Anitta´s efforts may seem innocuous, but they are meaningful in a country where, until 1985, illiterate people were barred from voting. The ban dated back to colonial times and ensured that only the sons of wealthy, European colonists would have a political voice. Further, enslaved people, indigenous people and women were all excluded from the educational system until 1889 when the monarchy was overthrown in favor of a republic governed by wealthy landowners.
In the late 1950s and early 1960s, Paulo Freire headed up large-scale adult literacy campaigns in highly unequal northeastern Brazil. At the time, the region was a hotbed of progressive organizing with both communists and Catholics pushing for social justice for oppressed peasants and poor. Since teaching people to read would qualify them to vote, Freire´s campaign was revolutionary. The 1964 military coup criminalized such efforts, and Freire was imprisoned briefly before going into exile.
In 1968, he published Pedagogy of the Oppressed, which proposes a mutual relationship between teacher, student and society rather than a top-down relationship. In this sense, Anitta is an unlikely heir to Freire, as her classes equip students with the tools they need to construct their own knowledge.
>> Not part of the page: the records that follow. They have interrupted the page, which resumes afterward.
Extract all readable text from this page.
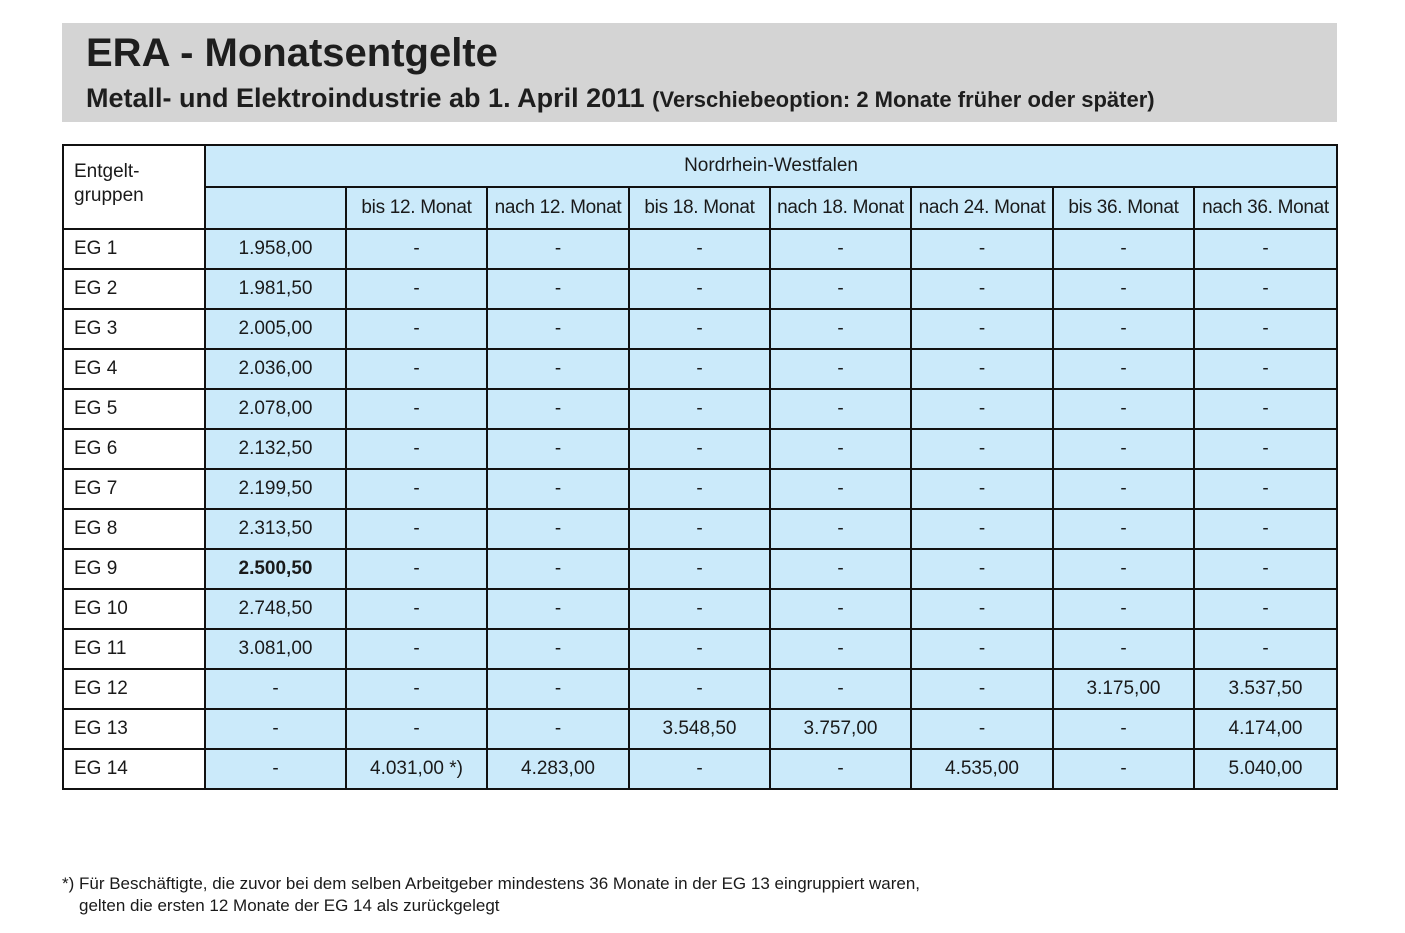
ERA - Monatsentgelte
Metall- und Elektroindustrie ab 1. April 2011 (Verschiebeoption: 2 Monate früher oder später)
Entgelt-
gruppen	Nordrhein-Westfalen							
		bis 12. Monat	nach 12. Monat	bis 18. Monat	nach 18. Monat	nach 24. Monat	bis 36. Monat	nach 36. Monat
EG 1	1.958,00	-	-	-	-	-	-	-
EG 2	1.981,50	-	-	-	-	-	-	-
EG 3	2.005,00	-	-	-	-	-	-	-
EG 4	2.036,00	-	-	-	-	-	-	-
EG 5	2.078,00	-	-	-	-	-	-	-
EG 6	2.132,50	-	-	-	-	-	-	-
EG 7	2.199,50	-	-	-	-	-	-	-
EG 8	2.313,50	-	-	-	-	-	-	-
EG 9	2.500,50	-	-	-	-	-	-	-
EG 10	2.748,50	-	-	-	-	-	-	-
EG 11	3.081,00	-	-	-	-	-	-	-
EG 12	-	-	-	-	-	-	3.175,00	3.537,50
EG 13	-	-	-	3.548,50	3.757,00	-	-	4.174,00
EG 14	-	4.031,00 *)	4.283,00	-	-	4.535,00	-	5.040,00
*) Für Beschäftigte, die zuvor bei dem selben Arbeitgeber mindestens 36 Monate in der EG 13 eingruppiert waren,
gelten die ersten 12 Monate der EG 14 als zurückgelegt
Even now, Brazilian public schools still don’t teach civics. So, while Brazil’s 1988, post-dictatorship Constitution grants all Brazilians the right to vote regardless of literacy, even college-educated Brazilians don’t necessarily understand how their electoral and political system works. A journalist friend in Rio told me that she specifically took a course on government while at university so she would have a handle on this. But, she said, this was far from ordinary.
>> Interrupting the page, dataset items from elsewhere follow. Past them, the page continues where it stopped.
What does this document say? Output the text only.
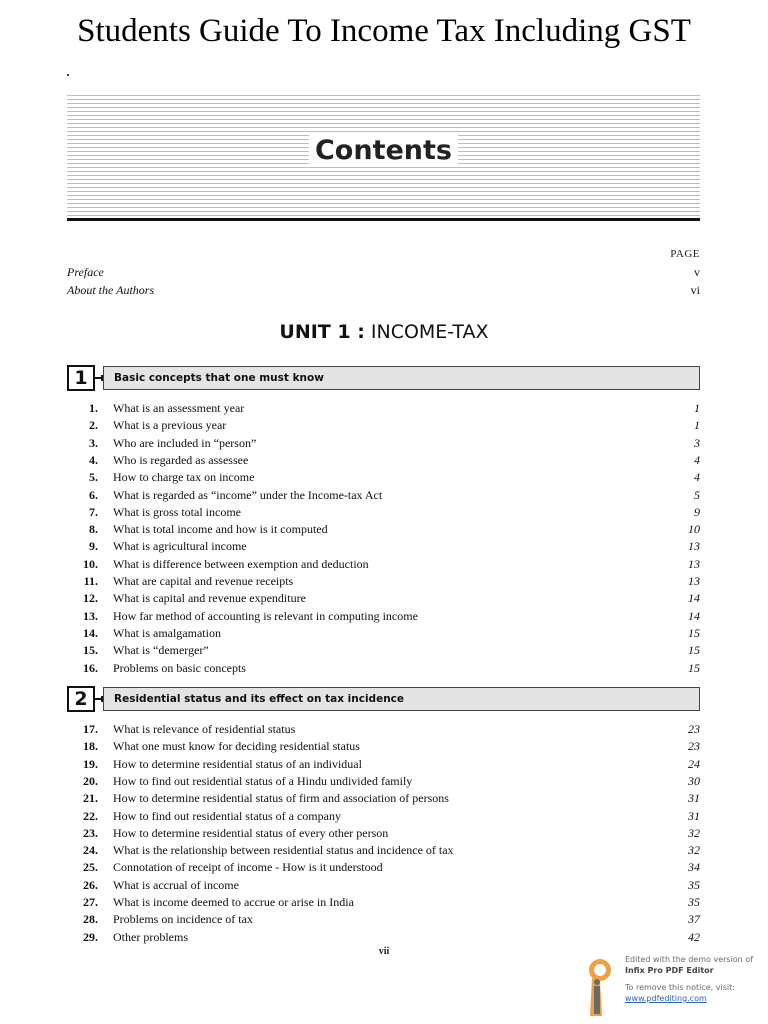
Students Guide To Income Tax Including GST
Contents
PAGE
Preface	v
About the Authors	vi
UNIT 1 : INCOME-TAX
1	Basic concepts that one must know
1. What is an assessment year	1
2. What is a previous year	1
3. Who are included in “person”	3
4. Who is regarded as assessee	4
5. How to charge tax on income	4
6. What is regarded as “income” under the Income-tax Act	5
7. What is gross total income	9
8. What is total income and how is it computed	10
9. What is agricultural income	13
10. What is difference between exemption and deduction	13
11. What are capital and revenue receipts	13
12. What is capital and revenue expenditure	14
13. How far method of accounting is relevant in computing income	14
14. What is amalgamation	15
15. What is “demerger”	15
16. Problems on basic concepts	15
2	Residential status and its effect on tax incidence
17. What is relevance of residential status	23
18. What one must know for deciding residential status	23
19. How to determine residential status of an individual	24
20. How to find out residential status of a Hindu undivided family	30
21. How to determine residential status of firm and association of persons	31
22. How to find out residential status of a company	31
23. How to determine residential status of every other person	32
24. What is the relationship between residential status and incidence of tax	32
25. Connotation of receipt of income - How is it understood	34
26. What is accrual of income	35
27. What is income deemed to accrue or arise in India	35
28. Problems on incidence of tax	37
29. Other problems	42
vii
Edited with the demo version of
Infix Pro PDF Editor
To remove this notice, visit:
www.pdfediting.com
Marklize Siqueira, a feminist, Afro-indigenous activist in Manaus praised Anitta’s classes. “There are a lot of people in this country who don’t know what democracy is,” Siqueira said, noting that the singer reaches a population that progressive political parties may not.
“Anitta came from the periphery. She came from the periphery and rose to the world of success. That doesn’t mean she had access to knowledge. She had access to money and fame,” Siqueira said.
While the singer is working to share the basics of democratic governance with her fans, the actual government seems intent on eviscerating the country’s institutions. Brazil has been without a Minister of Health for more than a month in the midst of a pandemic, and an April cabinet meeting shocked the nation with statements from the Minister of Education calling for jailing the members of the Supreme Court and the Minister of the Environment affirming that the COVID pandemic offered an opportunity to gut protections since the press was preoccupied with the virus.
In this context, Anitta may portray herself as a political naïf, but it’s hard to imagine a more astute use of her platform.